Pembelajaran Discovery learning adalah model pembelajaran yang mengatur sedemikian rupa sehingga anak memperoleh pengetahuan yang belum diketahuinya itu tidak melalui pemberitahuan, sebagian atau seluruhnya ditemukan sendiri.
Dalam pembelajaran discovery learning, mulai dari strategi sampai dengan jalan dan hasil penemuan ditentukan oleh siswa sendiri. Hal ini sejalan dengan pendapat Maier (Winddiharto:2004) yang menyatakan bahwa, apa yang ditemukan, jalan, atau proses semata – mata ditemukan oleh siswa sendiri.
Pengertian discovery Learning Menurut Para Ahli
            Menurut Sund dalam Roestiyah(1998,22),discovery learning adalah proses mental dimana siswa mampu mengasimilasikan sesuatu konsep atau prinsip.Yang dimaksudkandengan proses mental tersebut antara lain:
Mengamati,mencerna,mengerti,menggolong-golongkan,membuat dugaan,menjejelaskan,
Mengukur,membuat kesinmpulan,dan sebagainya.
.           Para ahli mendefinisikan discovery learning berbeda-beda, sesuai dengan sudut pandanganya masing-masing :
1.      Menurut Wilcox (Slavin, 1977), dalam pembelajaran dengan penemuan siswa didorong untuk belajar sebagian besar melalui keterlibatan aktif mereka sendiri dengan konsep-konsep dan prinsip-prinsip, dan guru mendorong siswa untuk memiliki pengalaman dan melakukan percobaan yang memungkinkan mereka menemukan prinsip-prinsip untuk diri mereka sendiri.
2.      Pengertian discovery learning menurut Jerome Bruner adalah metode belajar yang mendorong siswa untuk mengajukan pertanyaan dan menarik kesimpulan dari prinsip-prinsip umum praktis contoh pengalaman. Dan yang menjadi dasar ide J. Bruner ialah pendapat dari piaget yang menyatakan bahwa anak harus berperan secara aktif didalam belajar di kelas. Untuk itu Bruner memakai cara dengan apa yang disebutnya discovery learning, yaitu dimana murid mengorganisasikan bahan yang dipelajari dengan suatu bentuk akhir.
3.      Menurut Bell (1978) belajar penemuan adalah belajar yang terjadi sebagia hasil dari siswa memanipulasi, membuat struktur dan mentransformasikan informasi sedemikian sehingga ie menemukan informasi baru. Dalam belajar penemuan, siswa dapat membuat perkiraan (conjucture), merumuskan suatu hipotesis dan menemukan kebenaran dengan menggunakan prose induktif atau proses dedukatif, melakukan observasi dan membuat ekstrapolasi.
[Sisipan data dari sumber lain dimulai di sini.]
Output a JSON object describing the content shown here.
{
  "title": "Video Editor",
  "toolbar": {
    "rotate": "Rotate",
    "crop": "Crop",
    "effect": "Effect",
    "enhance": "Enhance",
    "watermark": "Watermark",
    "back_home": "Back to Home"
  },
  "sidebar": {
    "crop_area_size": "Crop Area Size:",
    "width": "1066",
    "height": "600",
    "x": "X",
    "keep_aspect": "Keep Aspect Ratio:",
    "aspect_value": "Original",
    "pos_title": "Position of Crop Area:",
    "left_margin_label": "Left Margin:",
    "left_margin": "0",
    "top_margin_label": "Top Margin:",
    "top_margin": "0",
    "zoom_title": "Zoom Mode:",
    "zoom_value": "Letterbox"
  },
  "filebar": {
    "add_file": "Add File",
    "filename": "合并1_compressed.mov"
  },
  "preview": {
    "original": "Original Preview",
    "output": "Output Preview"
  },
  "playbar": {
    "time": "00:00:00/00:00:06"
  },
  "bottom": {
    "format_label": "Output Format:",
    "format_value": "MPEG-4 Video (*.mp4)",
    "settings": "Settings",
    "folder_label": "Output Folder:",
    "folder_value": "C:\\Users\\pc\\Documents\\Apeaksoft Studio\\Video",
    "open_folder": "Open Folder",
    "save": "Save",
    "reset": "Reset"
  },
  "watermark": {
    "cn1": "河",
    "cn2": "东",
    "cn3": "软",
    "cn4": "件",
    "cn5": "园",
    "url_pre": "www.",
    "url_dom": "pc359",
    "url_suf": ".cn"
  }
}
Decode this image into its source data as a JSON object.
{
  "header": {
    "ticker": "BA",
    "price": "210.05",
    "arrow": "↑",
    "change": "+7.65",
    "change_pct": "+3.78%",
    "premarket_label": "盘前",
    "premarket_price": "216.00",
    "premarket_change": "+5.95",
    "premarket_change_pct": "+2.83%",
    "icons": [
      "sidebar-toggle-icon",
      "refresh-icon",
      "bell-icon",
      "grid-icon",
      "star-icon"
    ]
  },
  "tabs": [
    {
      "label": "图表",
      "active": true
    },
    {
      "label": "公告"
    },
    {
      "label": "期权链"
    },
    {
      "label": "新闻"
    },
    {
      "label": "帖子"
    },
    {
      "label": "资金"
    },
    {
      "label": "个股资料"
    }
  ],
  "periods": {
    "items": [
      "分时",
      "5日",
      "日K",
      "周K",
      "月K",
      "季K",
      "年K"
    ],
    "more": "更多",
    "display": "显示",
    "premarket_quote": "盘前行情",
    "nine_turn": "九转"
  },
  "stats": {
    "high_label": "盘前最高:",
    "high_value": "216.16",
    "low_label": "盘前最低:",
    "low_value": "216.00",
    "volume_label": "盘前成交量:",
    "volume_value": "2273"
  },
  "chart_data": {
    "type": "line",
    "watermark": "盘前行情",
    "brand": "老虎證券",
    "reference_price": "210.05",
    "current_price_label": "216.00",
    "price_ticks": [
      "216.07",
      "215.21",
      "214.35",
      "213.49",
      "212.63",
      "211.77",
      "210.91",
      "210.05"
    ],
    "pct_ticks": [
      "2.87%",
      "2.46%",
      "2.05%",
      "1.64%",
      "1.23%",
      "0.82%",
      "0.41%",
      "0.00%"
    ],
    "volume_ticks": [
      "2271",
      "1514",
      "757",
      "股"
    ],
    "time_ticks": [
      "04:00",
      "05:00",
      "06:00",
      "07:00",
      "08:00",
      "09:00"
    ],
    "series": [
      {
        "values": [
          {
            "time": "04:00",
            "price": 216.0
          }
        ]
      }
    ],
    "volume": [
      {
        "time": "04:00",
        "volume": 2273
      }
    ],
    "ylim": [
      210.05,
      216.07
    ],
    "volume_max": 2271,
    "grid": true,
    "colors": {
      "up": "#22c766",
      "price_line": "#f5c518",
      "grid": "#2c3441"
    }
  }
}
Dalam pembelajaran discovery learning, mulai dari strategi sampai dengan jalan dan hasil penemuan ditentukan oleh siswa sendiri. Hal ini sejalan dengan pendapat Maier dalam Winddiharto(2004) yang menyatakan bahwa, apa yang ditemukan, jalan, atau proses semata – mata ditemukan oleh siswa sendiri
Berdasarkan pengertian di atas dapat disimpulkan bahwa pembelajaran discovery learning adalah suatu model untuk mengembangkan cara belajar siswa aktif dengan menemukan sendiri, menyelidiki sendiri, maka hasil yang diperoleh akan setia dan tahan lama dalam ingatan, tidak akan mudah dilupakan siswa. Dengan belajar penemuan, anak juga bisa belajar berfikir analisis dan mencoba memecahkan sendiri problem yang dihadapi. Kebiasaan ini akan di transfer dalam kehidupan bermasyarakat.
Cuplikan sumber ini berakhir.